For Frederic, this undertaking is not only exciting, it is seriously dangerous and requires months of preparation and training. Approaching a predator like this one in open water is not for the faint-hearted, especially since it is thought that sharks are able to ‘feel fear’ and respond to it aggressively.

On Frederic and Christian’s arrival in Papete, the capital of French Polynesia, Dr Mourier diligently highlights the risks and pitfalls of trying to dive with great hammerhead sharks: they are powerful predators, not to be underestimated.

Frederic and Christian have their work cut out. They have to plan each dive meticulously – not least how Christian and his diving equipment can stay close enough to Frederic to document his findings without disturbing the sharks. Minimising potential risks is also top of their agenda. Test dives perfect their technique and illustrate just how abundant and stunning the local marine life is. They come across many shark species: Silvertips, oceanic white tips, grey reef sharks, lemmon sharks and many others. Dr. Mourir shows and explains their nursery: bays with hundreds of baby sharks.

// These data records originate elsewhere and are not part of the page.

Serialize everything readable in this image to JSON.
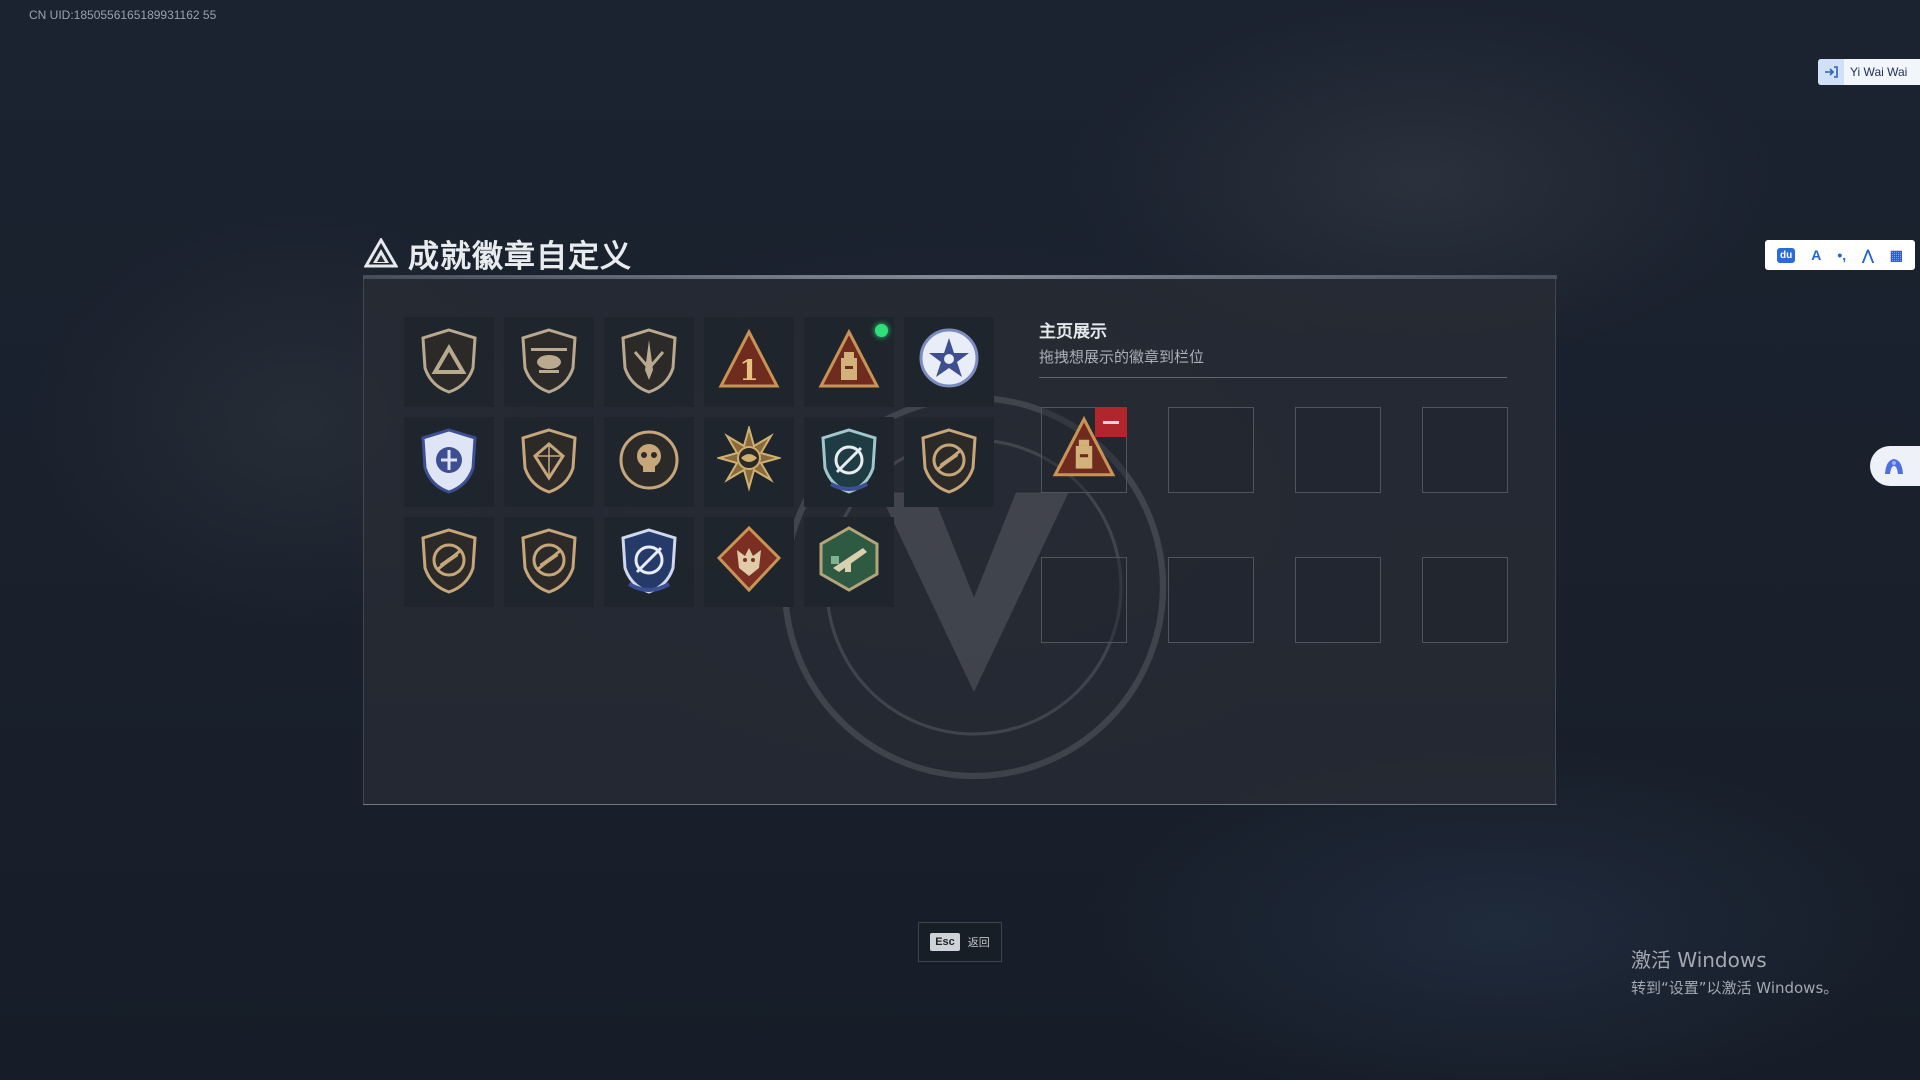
{
  "overlay": {
    "uid_text": "CN UID:1850556165189931162 55",
    "corner_tag": "Yi Wai Wai",
    "ime_bar": [
      "du",
      "A",
      "•,",
      "⋀",
      "▦"
    ]
  },
  "page": {
    "title": "成就徽章自定义",
    "badges": [
      {
        "icon": "triangle-emblem-badge-icon",
        "color": "#b9a98f"
      },
      {
        "icon": "helicopter-badge-icon",
        "color": "#b9a98f"
      },
      {
        "icon": "dagger-shield-badge-icon",
        "color": "#b9a98f"
      },
      {
        "icon": "number-one-triangle-badge-icon",
        "color": "#b8733d"
      },
      {
        "icon": "bunker-triangle-badge-icon",
        "color": "#b8733d",
        "is_new": true
      },
      {
        "icon": "star-wreath-badge-icon",
        "color": "#aab4d6"
      },
      {
        "icon": "blue-shield-badge-icon",
        "color": "#7f92c9"
      },
      {
        "icon": "gem-shield-badge-icon",
        "color": "#c7a77a"
      },
      {
        "icon": "skull-crest-badge-icon",
        "color": "#c7a77a"
      },
      {
        "icon": "spiked-sun-badge-icon",
        "color": "#d0b070"
      },
      {
        "icon": "teal-target-badge-icon",
        "color": "#5f9aa3"
      },
      {
        "icon": "no-rifle-badge-icon",
        "color": "#c7a77a"
      },
      {
        "icon": "no-rifle-badge-icon",
        "color": "#c7a77a"
      },
      {
        "icon": "no-rifle-badge-icon",
        "color": "#c7a77a"
      },
      {
        "icon": "blue-target-badge-icon",
        "color": "#7f92c9"
      },
      {
        "icon": "wolf-diamond-badge-icon",
        "color": "#b8733d"
      },
      {
        "icon": "green-rifle-hex-badge-icon",
        "color": "#6f9a78"
      }
    ],
    "showcase": {
      "title": "主页展示",
      "subtitle": "拖拽想展示的徽章到栏位",
      "slots": [
        {
          "filled": true,
          "icon": "bunker-triangle-badge-icon"
        },
        {
          "filled": false
        },
        {
          "filled": false
        },
        {
          "filled": false
        },
        {
          "filled": false
        },
        {
          "filled": false
        },
        {
          "filled": false
        },
        {
          "filled": false
        }
      ]
    },
    "esc": {
      "key": "Esc",
      "label": "返回"
    }
  },
  "system": {
    "activate_title": "激活 Windows",
    "activate_sub": "转到“设置”以激活 Windows。"
  }
}
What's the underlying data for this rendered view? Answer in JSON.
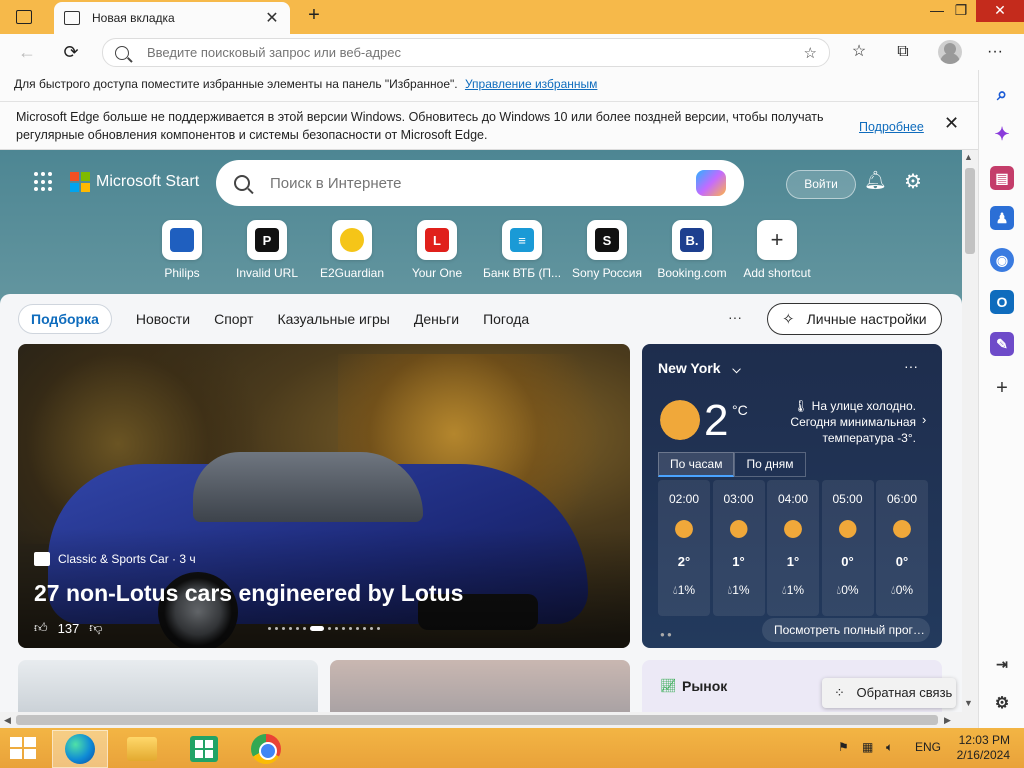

No matter which shark species Frederic wants to approach, he cannot afford to panic. He must remain calm and in control – instinctive reactions like sudden, hecticmovements could be detrimental. Loose control, and it could cost him his life. The tagging and sampling process in itself is even more dangerous than the initial approach: Frederic has to use a harpoon to dart the sharks from their immediate vicinity. The tagging could be interpreted as a threat and prompt an attack.

But luck is on their side. After many days Fred finally can set the tags near the dorsal fin of two great hammerheads.
This is the crucial moment Dr Mourier has been waiting for: the tags will give him a unique chance to track the sharks’ movements. A huge success for Frederic, Christian and the research team. The insights gained into the great hammerheads migration patterns and their genetic make-up will combine to paint a much more accurate picture of these elusive predators’ lives. For science today, this undertaking is truly uncharted territory.